# Picking up new 2005 28RSS 8-28-04!



## Camper Louise (Aug 7, 2004)

Love this web site and all the valuable information. Keep posting!

We are picking up our new Outback 28RSS 2005 tomorrow from Clarkston, Wa.

Anxious to post our own pictures and mods and share with you.

We have 2 boys and a girl (15, 13 and 9) that probably will not go to sleep easily tonight as they are so anxious to sleep in those bunks and have their own room.

We also took delivery of our new tow vehicle today - a Dodge Ram 1500 SLT 4x4.

Way too much excitement for one weekend and yes a few stomach aches of our own at spending so much money.

We figure the kids will not be available or interested in camping with us as they get older so we are taking the plunge and investing in more fun family time.

We just sold our Coleman Mesa pop-up that we popped up for 5 years. We thoroughly enjoyed our years with the Coleman but feel like we outgrew it (sons 5'11" and 5'5").

We needed more kitchen and lounging space for our family of five and our newest addition Cindi Lou the 5 month old Golden Retriever.

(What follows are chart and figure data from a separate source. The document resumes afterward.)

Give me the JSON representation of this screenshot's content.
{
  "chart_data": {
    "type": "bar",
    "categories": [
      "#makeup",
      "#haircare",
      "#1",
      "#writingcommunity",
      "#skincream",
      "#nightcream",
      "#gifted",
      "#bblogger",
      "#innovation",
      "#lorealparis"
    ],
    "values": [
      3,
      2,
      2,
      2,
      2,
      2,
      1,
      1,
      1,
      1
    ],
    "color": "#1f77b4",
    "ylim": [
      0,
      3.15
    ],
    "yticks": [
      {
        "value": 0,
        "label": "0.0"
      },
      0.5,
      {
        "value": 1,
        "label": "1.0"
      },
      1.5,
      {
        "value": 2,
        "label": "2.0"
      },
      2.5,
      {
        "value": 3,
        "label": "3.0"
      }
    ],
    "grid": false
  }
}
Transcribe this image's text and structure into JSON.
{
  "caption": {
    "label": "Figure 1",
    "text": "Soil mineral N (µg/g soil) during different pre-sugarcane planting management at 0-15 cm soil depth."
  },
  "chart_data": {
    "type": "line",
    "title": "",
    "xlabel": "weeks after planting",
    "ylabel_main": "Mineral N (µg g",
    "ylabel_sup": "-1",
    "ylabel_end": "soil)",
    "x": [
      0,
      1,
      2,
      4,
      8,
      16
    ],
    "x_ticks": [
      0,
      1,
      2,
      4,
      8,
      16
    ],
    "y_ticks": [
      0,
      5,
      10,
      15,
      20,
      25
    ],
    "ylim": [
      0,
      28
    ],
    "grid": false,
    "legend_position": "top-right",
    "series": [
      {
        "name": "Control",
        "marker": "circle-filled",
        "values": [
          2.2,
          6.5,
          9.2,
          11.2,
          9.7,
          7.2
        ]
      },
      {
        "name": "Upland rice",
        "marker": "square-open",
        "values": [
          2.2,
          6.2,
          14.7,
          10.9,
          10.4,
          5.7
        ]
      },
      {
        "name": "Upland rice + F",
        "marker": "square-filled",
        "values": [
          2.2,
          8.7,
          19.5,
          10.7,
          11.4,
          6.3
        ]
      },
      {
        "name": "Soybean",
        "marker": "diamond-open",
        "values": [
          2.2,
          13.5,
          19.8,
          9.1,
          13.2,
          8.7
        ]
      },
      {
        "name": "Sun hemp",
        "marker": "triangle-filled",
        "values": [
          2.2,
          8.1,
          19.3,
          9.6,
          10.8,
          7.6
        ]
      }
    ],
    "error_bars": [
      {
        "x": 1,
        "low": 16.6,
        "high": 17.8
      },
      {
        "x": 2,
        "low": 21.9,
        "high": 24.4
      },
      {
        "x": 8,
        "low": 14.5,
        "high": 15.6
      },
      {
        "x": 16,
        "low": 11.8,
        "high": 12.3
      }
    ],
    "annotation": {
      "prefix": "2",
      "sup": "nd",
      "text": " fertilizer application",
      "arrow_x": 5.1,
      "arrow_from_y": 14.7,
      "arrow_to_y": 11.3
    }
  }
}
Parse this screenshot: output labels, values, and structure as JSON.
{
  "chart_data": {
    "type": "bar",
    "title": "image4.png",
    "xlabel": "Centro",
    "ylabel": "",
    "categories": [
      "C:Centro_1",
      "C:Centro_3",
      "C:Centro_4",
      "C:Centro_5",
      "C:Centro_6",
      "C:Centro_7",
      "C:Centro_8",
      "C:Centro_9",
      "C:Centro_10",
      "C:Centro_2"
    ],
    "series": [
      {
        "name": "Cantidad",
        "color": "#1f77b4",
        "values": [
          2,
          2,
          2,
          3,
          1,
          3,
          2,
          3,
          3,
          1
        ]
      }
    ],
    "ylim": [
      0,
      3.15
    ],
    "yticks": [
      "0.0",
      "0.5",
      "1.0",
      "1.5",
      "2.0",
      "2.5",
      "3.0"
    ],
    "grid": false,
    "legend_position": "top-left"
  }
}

Be back soon with our photos! action


----------



## rennerbee (Jul 25, 2004)

Camper Louise, Welcome! action

Glad that you have found the site useful and I am sure that you will continue to learn from it as I believe even the "Senior Members" still ask opinions as well as provide helpful advise.

I am sure that you and your growing family will enjoy your rig for years to come! Congratulations and welcome to Outback Country!









~Brook


----------



## Thor (Apr 7, 2004)

Welcome

Another member to our Outback group









I have been a member since April and have found this site extremely helpful. The members are all great.









Thor


----------



## Y-Guy (Jan 30, 2004)

Welcome aboard, congrats on your camper. We have the same unit and really love it. What part of the NW are you from? If you're interested we're having a NW Outbackers rally Sept 17th. We live over in the Tri-Cities and have been camping with ours in OR, WA and ID this year, great camping summer and still going strong into the fall/


----------



## Navy Outbackers (Jun 30, 2004)

We have had our 28RSS for about 4 weeks - it is a great rig!! Big head turner...we pulled into the Pacific Beach Navy Resort in Pacific Beach, WA and it was the start of alot of conversations. We ordered ours in late may through a great dealer in Portland (closer to Aloha), Oregon and picked it up in late August. The dealers in Washington, Tacoma RV (not a very friendly bunch) and a dealer in Bellingham,WA had just terminated his contract with Keystone in handling the Outback line...so we had to make the trek to Oregon. No problem....enyoy and best wishes with your 28RSS!!


----------